Zhou Yuan merasa sedikit tak berdaya ketika melihat wajah-wajah mereka yang bersemangat dan emosional. Dia harus mengabaikan mereka dan mengalihkan perhatiannya ke tempat pasukan Paviliun Gunung berada.

Saat ini, Han Yuan menatapnya dengan cemberut, dan masih ada jejak keterkejutan dan ketidakpercayaan di matanya. Sepertinya dia masih belum pulih dari keter震惊an atas kekalahan Paviliun Api.

“Tuan Paviliun Han Yuan, suruh semua orang dari Paviliun Hutan keluar,” kata Zhou Yuan sambil tersenyum.

Han Yuan mengangkat kedua tangannya. “Tuan Paviliun Zhou Yuan, dendam antara Paviliun Angin dan Paviliun Api telah terselesaikan, dan itu tidak ada hubungannya dengan Paviliun Gunung kami, kan?”

Paviliun Api telah dikalahkan, dan jika Paviliun Angin dan Paviliun Hutan bergabung, nasib Paviliun Gunung tidak akan lebih baik daripada Paviliun Api.

Jadi, tuan Paviliun Gunung mengangkat tangannya dan menyerah tanpa ragu-ragu.

“Kami akan membiarkan Paviliun Hutan pergi, dan semua orang akan mengurus urusan mereka sendiri dan mengumpulkan Api Matahari Langit, bagaimana menurutmu?”

Zhou Yuan menatap Han Yuan. Dia sedikit terkejut dengan penyerahannya yang langsung. Dia memang cerdik.

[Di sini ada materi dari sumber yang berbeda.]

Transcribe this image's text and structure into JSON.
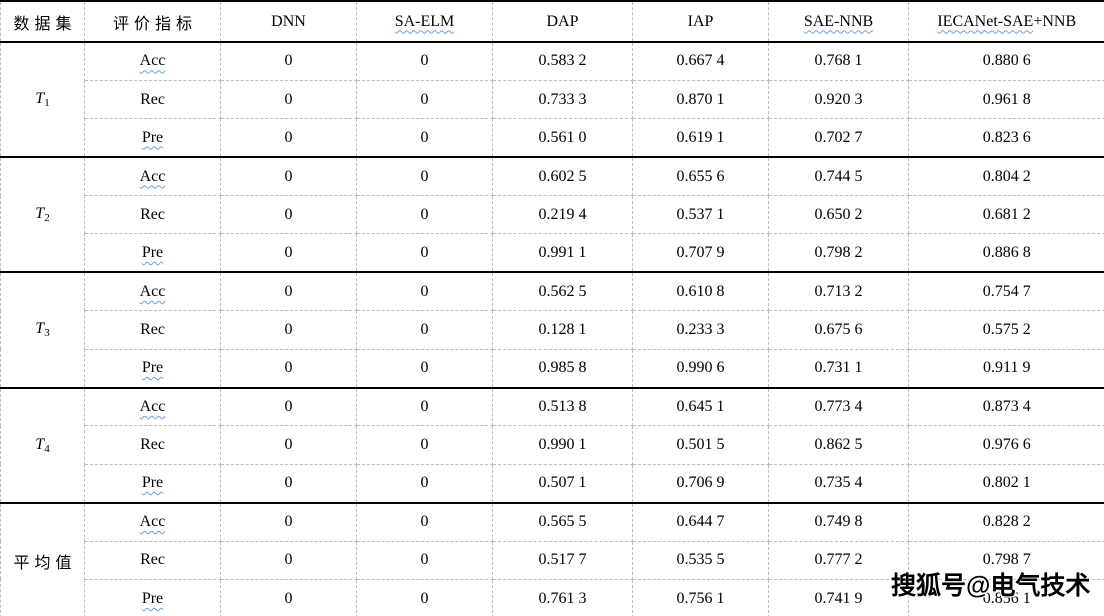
{
  "table": {
    "header": {
      "dataset_col": "数据集",
      "metric_col": "评价指标",
      "methods": [
        "DNN",
        "SA-ELM",
        "DAP",
        "IAP",
        "SAE-NNB",
        "IECANet-SAE+NNB"
      ],
      "method_last_wavy_part": "IECANet-SAE",
      "method_last_plain_part": "+NNB"
    },
    "groups": [
      {
        "dataset_base": "T",
        "dataset_sub": "1",
        "rows": [
          {
            "metric": "Acc",
            "values": [
              "0",
              "0",
              "0.583 2",
              "0.667 4",
              "0.768 1",
              "0.880 6"
            ]
          },
          {
            "metric": "Rec",
            "values": [
              "0",
              "0",
              "0.733 3",
              "0.870 1",
              "0.920 3",
              "0.961 8"
            ]
          },
          {
            "metric": "Pre",
            "values": [
              "0",
              "0",
              "0.561 0",
              "0.619 1",
              "0.702 7",
              "0.823 6"
            ]
          }
        ]
      },
      {
        "dataset_base": "T",
        "dataset_sub": "2",
        "rows": [
          {
            "metric": "Acc",
            "values": [
              "0",
              "0",
              "0.602 5",
              "0.655 6",
              "0.744 5",
              "0.804 2"
            ]
          },
          {
            "metric": "Rec",
            "values": [
              "0",
              "0",
              "0.219 4",
              "0.537 1",
              "0.650 2",
              "0.681 2"
            ]
          },
          {
            "metric": "Pre",
            "values": [
              "0",
              "0",
              "0.991 1",
              "0.707 9",
              "0.798 2",
              "0.886 8"
            ]
          }
        ]
      },
      {
        "dataset_base": "T",
        "dataset_sub": "3",
        "rows": [
          {
            "metric": "Acc",
            "values": [
              "0",
              "0",
              "0.562 5",
              "0.610 8",
              "0.713 2",
              "0.754 7"
            ]
          },
          {
            "metric": "Rec",
            "values": [
              "0",
              "0",
              "0.128 1",
              "0.233 3",
              "0.675 6",
              "0.575 2"
            ]
          },
          {
            "metric": "Pre",
            "values": [
              "0",
              "0",
              "0.985 8",
              "0.990 6",
              "0.731 1",
              "0.911 9"
            ]
          }
        ]
      },
      {
        "dataset_base": "T",
        "dataset_sub": "4",
        "rows": [
          {
            "metric": "Acc",
            "values": [
              "0",
              "0",
              "0.513 8",
              "0.645 1",
              "0.773 4",
              "0.873 4"
            ]
          },
          {
            "metric": "Rec",
            "values": [
              "0",
              "0",
              "0.990 1",
              "0.501 5",
              "0.862 5",
              "0.976 6"
            ]
          },
          {
            "metric": "Pre",
            "values": [
              "0",
              "0",
              "0.507 1",
              "0.706 9",
              "0.735 4",
              "0.802 1"
            ]
          }
        ]
      },
      {
        "dataset_label": "平均值",
        "rows": [
          {
            "metric": "Acc",
            "values": [
              "0",
              "0",
              "0.565 5",
              "0.644 7",
              "0.749 8",
              "0.828 2"
            ]
          },
          {
            "metric": "Rec",
            "values": [
              "0",
              "0",
              "0.517 7",
              "0.535 5",
              "0.777 2",
              "0.798 7"
            ]
          },
          {
            "metric": "Pre",
            "values": [
              "0",
              "0",
              "0.761 3",
              "0.756 1",
              "0.741 9",
              "0.856 1"
            ]
          }
        ]
      }
    ]
  },
  "watermark": {
    "text": "搜狐号@电气技术"
  },
  "colors": {
    "grid_dashed": "#bdbdbd",
    "grid_solid": "#000000",
    "spellcheck_squiggle": "#6a9fe0",
    "watermark_fill": "#000000",
    "watermark_outline": "#ffffff",
    "background": "#ffffff"
  }
}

Tidak heran dia akan meninggalkan kakak senior Chi Jing dan bergabung dengan Paviliun Gunung.

Pada akhirnya, Zhou Yuan menggelengkan kepalanya, berkata dengan nada serius, “Tuan Paviliun Han Yuan, ini adalah jalan yang kau pilih, jadi kau harus membayar harganya.”

Sekarang situasinya berada di bawah kendalinya, bagaimana mungkin dia membiarkan Paviliun Gunung tetap tinggal dan mengambil bagian dari Api Matahari Langit?

Lagipula, Zhou Yuan juga tidak percaya Han Yuan akan membiarkan Paviliun Hutan pergi jika Paviliun Api menang…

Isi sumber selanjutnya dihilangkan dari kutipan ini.